Наша задача состоит в том, чтобы показать, что смысловые трансформации понятия “природа” в философии Кузанца также являются частью общего движения мыслителя и западноевропейской интеллектуальной культуры в целом к натуроцентризму.
Как известно, Николай Кребс был рано вовлечен в общественно-политическую жизнь эпохи, одна из ключевых проблем которой – преодоление последствий церковной схизмы 1378 – 1415 гг. Он был современником четырех и участником двух церковных соборов (Базельского и Ферраро-Флорентийского). Еще студентом Падуанского университета, будущий философ и кардинал познакомился с профессором канонического права Джулиано Чезарини, одним из самых активных деятелей соборного движения, и долго оставался его учеником и другом. Специально для Базельского собора (1431 – 1449 гг.) Николаем Кузанским был написан трактат “О католическом согласии” (1433 г.), где выдвигались такие принципы церковного единства, которые, по замыслу автора, были бы способны прекратить затянувшийся конфликт внутри церкви. Как выразительно заметил Ф. Ч. Коплстон: “Присутствуя на Базельском соборе, он понял, что единство христианского мира находится под угрозой, и решил сделать все, что в его силах, дабы сохранить это единство”.484
Соборное движение первой половины XV века поставило также проблему преодоления раскола Римско-католической и Греко-ортодоксальной церквей, что выводило задачу социокультурной интеграции за пределы западнохристианского мира. Николай Кузанский был одним из ведущих экспертов Ферраро-Флорентийского собора (1438 – 1445) и приложил немало сил для богословской подготовки так и не состоявшейся церковной унии Запада и Востока. На основании его собственных признаний485 можно утверждать, что именно знакомство с греческой богословской традицией и размышления по вопросу о церковном единстве вызвали у него интерес к апофатическому богословию и дали толчок появлению концепции “ученого незнания”, ставшей фундаментом всей его философии.

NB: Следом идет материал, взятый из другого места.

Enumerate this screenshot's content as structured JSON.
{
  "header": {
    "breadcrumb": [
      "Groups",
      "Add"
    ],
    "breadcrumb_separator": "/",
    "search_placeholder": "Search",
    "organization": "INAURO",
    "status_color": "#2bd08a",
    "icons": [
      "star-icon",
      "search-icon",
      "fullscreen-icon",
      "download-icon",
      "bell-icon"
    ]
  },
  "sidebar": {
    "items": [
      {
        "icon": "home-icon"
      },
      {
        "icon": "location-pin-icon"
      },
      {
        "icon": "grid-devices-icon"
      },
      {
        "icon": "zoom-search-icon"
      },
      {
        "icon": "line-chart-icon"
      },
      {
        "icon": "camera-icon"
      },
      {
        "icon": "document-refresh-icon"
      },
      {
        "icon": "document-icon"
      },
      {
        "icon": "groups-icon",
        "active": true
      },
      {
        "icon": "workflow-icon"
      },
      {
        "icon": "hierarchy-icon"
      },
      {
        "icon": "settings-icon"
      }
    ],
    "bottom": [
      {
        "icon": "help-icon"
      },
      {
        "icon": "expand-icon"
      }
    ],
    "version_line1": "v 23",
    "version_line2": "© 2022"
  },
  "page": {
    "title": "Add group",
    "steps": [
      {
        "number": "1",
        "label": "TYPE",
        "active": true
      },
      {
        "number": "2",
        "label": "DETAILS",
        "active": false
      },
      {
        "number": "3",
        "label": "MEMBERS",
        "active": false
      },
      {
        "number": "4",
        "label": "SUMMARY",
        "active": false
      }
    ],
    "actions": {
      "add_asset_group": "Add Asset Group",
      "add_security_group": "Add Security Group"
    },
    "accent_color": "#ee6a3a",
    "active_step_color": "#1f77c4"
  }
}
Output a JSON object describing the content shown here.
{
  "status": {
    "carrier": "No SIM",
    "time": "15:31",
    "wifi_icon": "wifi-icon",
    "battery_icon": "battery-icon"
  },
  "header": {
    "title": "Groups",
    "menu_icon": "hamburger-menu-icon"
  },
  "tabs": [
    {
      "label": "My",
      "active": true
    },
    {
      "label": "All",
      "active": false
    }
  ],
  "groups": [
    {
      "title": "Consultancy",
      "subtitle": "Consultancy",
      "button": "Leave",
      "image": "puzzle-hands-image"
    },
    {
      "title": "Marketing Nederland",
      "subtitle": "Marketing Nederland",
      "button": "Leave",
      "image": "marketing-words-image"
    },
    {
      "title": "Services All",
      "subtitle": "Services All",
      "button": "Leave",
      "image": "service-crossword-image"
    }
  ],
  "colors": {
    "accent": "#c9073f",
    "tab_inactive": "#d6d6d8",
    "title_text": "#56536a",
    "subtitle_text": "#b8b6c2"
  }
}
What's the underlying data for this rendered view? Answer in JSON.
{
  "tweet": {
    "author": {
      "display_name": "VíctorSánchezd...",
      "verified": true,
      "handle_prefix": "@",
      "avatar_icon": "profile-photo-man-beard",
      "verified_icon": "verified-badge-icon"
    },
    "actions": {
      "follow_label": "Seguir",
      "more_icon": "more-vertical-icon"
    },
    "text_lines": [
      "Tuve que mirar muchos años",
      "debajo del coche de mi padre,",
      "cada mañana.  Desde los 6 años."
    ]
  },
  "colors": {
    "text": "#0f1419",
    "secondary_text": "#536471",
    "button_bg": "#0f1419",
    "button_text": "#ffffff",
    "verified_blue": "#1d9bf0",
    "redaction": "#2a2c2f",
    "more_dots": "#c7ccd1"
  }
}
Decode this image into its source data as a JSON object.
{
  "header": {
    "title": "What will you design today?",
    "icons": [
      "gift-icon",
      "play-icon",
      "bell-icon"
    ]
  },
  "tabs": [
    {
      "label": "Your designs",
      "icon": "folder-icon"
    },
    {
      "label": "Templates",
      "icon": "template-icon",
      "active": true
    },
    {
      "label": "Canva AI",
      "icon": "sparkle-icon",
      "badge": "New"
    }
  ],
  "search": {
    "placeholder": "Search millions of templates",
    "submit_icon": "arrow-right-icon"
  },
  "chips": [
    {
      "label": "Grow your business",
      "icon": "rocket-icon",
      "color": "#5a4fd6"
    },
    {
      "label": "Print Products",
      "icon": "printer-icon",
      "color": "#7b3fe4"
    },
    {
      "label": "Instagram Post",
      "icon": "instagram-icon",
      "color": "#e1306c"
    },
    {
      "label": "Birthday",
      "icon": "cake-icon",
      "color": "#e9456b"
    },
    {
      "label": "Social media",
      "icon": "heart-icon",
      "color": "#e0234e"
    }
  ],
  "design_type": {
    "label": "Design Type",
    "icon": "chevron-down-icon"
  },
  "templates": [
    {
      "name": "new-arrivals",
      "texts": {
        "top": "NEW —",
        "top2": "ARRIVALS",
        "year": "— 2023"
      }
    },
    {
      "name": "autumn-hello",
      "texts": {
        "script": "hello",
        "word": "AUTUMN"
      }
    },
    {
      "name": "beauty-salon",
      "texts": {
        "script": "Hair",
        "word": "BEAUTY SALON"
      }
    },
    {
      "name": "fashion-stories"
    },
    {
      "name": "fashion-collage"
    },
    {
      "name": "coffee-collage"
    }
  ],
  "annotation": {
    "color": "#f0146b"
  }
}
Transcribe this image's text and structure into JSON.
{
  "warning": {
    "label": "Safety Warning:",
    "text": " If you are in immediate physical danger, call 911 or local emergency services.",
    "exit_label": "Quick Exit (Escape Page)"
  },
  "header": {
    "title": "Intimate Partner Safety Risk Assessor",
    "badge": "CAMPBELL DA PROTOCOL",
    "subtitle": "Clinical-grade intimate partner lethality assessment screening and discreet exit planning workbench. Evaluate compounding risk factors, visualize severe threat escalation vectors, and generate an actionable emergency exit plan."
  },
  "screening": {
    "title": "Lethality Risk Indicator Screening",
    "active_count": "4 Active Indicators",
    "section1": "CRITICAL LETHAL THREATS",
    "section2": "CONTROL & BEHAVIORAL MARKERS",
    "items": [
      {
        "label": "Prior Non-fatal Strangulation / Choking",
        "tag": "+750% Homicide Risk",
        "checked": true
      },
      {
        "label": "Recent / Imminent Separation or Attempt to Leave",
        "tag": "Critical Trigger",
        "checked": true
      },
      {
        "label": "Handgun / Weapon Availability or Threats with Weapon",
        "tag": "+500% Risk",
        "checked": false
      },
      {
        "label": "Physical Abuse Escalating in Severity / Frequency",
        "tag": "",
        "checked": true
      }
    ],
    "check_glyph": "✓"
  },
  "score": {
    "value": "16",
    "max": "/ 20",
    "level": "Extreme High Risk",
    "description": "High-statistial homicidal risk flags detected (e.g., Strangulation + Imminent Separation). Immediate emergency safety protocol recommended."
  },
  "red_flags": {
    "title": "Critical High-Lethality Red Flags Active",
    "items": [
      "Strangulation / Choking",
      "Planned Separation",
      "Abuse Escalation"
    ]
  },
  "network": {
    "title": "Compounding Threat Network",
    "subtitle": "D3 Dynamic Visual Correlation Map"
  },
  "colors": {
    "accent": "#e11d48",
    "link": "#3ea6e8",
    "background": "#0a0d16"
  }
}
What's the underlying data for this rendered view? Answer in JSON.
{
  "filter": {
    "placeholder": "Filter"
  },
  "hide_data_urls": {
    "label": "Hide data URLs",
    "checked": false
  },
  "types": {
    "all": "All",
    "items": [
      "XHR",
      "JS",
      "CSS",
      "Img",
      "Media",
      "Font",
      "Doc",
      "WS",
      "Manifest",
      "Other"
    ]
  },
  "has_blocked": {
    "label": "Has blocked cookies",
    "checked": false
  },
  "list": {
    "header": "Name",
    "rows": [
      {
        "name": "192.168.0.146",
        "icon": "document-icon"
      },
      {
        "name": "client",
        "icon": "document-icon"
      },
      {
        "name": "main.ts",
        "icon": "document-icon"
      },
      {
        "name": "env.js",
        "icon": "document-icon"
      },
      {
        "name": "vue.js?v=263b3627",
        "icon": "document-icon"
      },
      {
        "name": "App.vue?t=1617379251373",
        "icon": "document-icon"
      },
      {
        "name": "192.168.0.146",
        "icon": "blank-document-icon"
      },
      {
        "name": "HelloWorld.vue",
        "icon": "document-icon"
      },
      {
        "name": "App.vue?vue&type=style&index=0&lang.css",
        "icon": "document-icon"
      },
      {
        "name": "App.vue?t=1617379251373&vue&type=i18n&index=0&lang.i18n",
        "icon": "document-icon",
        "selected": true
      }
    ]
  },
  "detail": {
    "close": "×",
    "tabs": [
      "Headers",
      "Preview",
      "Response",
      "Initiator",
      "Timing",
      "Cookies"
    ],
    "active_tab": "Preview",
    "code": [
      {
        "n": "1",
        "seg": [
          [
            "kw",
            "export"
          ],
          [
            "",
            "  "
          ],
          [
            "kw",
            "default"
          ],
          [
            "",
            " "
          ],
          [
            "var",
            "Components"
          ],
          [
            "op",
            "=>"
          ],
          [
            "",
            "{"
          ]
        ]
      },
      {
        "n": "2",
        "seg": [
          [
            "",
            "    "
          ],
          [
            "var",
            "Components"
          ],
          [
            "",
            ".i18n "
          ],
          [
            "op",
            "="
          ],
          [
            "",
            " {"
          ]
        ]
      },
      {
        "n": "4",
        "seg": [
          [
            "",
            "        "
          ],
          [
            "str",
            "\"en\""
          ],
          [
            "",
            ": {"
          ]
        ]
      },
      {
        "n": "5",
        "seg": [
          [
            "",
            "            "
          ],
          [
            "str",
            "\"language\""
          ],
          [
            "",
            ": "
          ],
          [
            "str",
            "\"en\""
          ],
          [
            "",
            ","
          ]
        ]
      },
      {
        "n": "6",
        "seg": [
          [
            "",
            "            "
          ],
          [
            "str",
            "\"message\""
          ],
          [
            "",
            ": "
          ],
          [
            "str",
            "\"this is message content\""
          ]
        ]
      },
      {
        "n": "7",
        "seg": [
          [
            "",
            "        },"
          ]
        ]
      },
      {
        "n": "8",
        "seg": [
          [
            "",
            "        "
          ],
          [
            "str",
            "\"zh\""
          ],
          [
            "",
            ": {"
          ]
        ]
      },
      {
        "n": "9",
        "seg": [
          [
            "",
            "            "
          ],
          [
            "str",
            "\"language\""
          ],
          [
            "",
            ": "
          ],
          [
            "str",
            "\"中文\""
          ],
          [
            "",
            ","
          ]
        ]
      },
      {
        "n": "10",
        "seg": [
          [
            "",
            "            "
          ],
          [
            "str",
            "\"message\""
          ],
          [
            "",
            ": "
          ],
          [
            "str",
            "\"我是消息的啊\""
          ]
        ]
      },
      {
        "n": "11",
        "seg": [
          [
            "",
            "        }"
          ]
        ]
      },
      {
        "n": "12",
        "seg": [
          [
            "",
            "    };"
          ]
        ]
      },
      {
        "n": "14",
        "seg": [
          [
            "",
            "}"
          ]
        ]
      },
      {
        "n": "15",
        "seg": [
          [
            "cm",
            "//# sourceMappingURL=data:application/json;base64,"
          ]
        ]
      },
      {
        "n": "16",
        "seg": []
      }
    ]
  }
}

Однако проблемой внутрихристианского диалога для Николая Кузанского не исчерпывалась тема социокультурного единства. Он был современником события, которое потрясло всю Европу – в 1453 г. турки-османы разгромили Константинополь, крупнейшая восточнохристианская держава прекратила существование. Новая волна исламской экспансии неизбежно ставила вопрос о поисках межконфессиональных или внеконфессиональных оснований мира и единства. Этой проблеме Кузанец посвятил диалог “О мире веры”, где попытался найти пути согласования вероучительных положений конфликтующих религий.486 Стремление найти общий язык с миром ислама получило выражение в одном из поздних его трактатов – “Разбор Корана” (Cribratio Alcorani).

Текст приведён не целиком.